Librarians share their recent reads for the Reading Challenge

The Hassenfeld Library’s Spring 2018 Reading Challenge is almost halfway over, and your friendly school librarians have been reading some great books to match the challenge categories. Here are four book recommendations, just in time for Spring Break. Come to the library to check one out.
Library Director Mary Buxton: In the category of books with a blue cover, “Truly Devious” by Maureen Johnson delivers a great middle school mystery. Brilliant kids are selected to attend a boarding school on top of a mountain in Vermont in a mansion that is beyond belief and shrouded in the unsolved disappearance and murder of the wife and young daughter of its original owner. Quirky kids go on a quest to solve this mystery, and it hooks you from the beginning.

Library Assistant Kristin Frank: For category No. 3, a book about a culture different from your own, I am reading one of our new Middle School books, “I Will Always Write Back: How One Letter Changed Two Lives” by Caitlin Alifirenka and Martin Ganda. Caitlin is a middle-class American girl, and Martin is an impoverished boy living in the slums of Zimbabwe.
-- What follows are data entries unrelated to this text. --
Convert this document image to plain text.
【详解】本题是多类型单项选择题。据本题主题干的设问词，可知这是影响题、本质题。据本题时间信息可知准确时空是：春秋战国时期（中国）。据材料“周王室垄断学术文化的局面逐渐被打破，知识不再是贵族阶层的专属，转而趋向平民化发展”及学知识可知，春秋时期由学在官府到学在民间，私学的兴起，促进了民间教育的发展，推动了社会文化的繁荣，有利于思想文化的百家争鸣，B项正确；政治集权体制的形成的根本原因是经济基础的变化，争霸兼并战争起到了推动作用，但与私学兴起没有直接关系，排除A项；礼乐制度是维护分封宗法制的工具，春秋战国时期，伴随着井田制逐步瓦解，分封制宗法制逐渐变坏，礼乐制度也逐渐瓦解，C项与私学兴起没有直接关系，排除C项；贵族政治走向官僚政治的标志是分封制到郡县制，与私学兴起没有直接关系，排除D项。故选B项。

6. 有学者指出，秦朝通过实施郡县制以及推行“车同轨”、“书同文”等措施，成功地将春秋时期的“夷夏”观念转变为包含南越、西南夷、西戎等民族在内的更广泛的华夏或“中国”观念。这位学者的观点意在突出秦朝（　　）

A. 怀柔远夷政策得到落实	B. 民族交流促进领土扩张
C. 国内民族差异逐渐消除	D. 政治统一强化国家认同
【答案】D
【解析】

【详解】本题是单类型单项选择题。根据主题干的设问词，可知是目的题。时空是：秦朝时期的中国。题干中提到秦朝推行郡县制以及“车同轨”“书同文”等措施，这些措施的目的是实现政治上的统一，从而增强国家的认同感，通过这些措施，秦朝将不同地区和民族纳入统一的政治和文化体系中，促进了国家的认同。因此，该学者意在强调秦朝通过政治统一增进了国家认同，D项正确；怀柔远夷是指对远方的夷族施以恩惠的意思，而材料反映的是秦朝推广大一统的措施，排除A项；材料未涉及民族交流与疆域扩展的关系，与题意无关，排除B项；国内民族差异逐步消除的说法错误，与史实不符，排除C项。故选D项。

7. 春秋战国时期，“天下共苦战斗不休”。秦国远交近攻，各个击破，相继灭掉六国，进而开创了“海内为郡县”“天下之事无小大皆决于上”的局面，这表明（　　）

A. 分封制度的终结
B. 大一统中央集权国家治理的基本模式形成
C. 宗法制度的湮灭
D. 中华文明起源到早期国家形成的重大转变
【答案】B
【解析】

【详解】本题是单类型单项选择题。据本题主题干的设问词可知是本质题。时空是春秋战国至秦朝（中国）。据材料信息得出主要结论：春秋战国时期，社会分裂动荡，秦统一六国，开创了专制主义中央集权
The story of their pen pal relationship is told through alternating first-person chapters and is a beautiful story of two people from different worlds and how they become lifelong friends.

Library Assistant Kayla Lindsey: I read a graphic novel called “Pashmina” by Nidhi Chanani, about a girl named Pri who feels like her mom keeps too many secrets from her. Who's her father? Why did her mom leave the rest of her family behind in India and move to the United States? One day, Pri finds a magic scarf called a pashmina that lets her see beautiful visions of India, which make her want to visit India and meet her family. I loved this book because the art is beautiful, and I got to learn more about India right along with Pri. If you're running short on time, read a graphic novel for any of the categories. They're fast reads.

Librarian Kate Pritchard: For the Biography category, I read “The Invention of Angela Carter” by Edmund Gordon. Angela Carter, one of my favorite authors, was a British writer best known for her collection of retold fairy tales, “The Bloody Chamber.” It was fascinating to read about how she changed, pretty dramatically, as a person and a writer over the course of her too-short life, and to be reminded of what I loved about her gloriously weird and unsettling stories.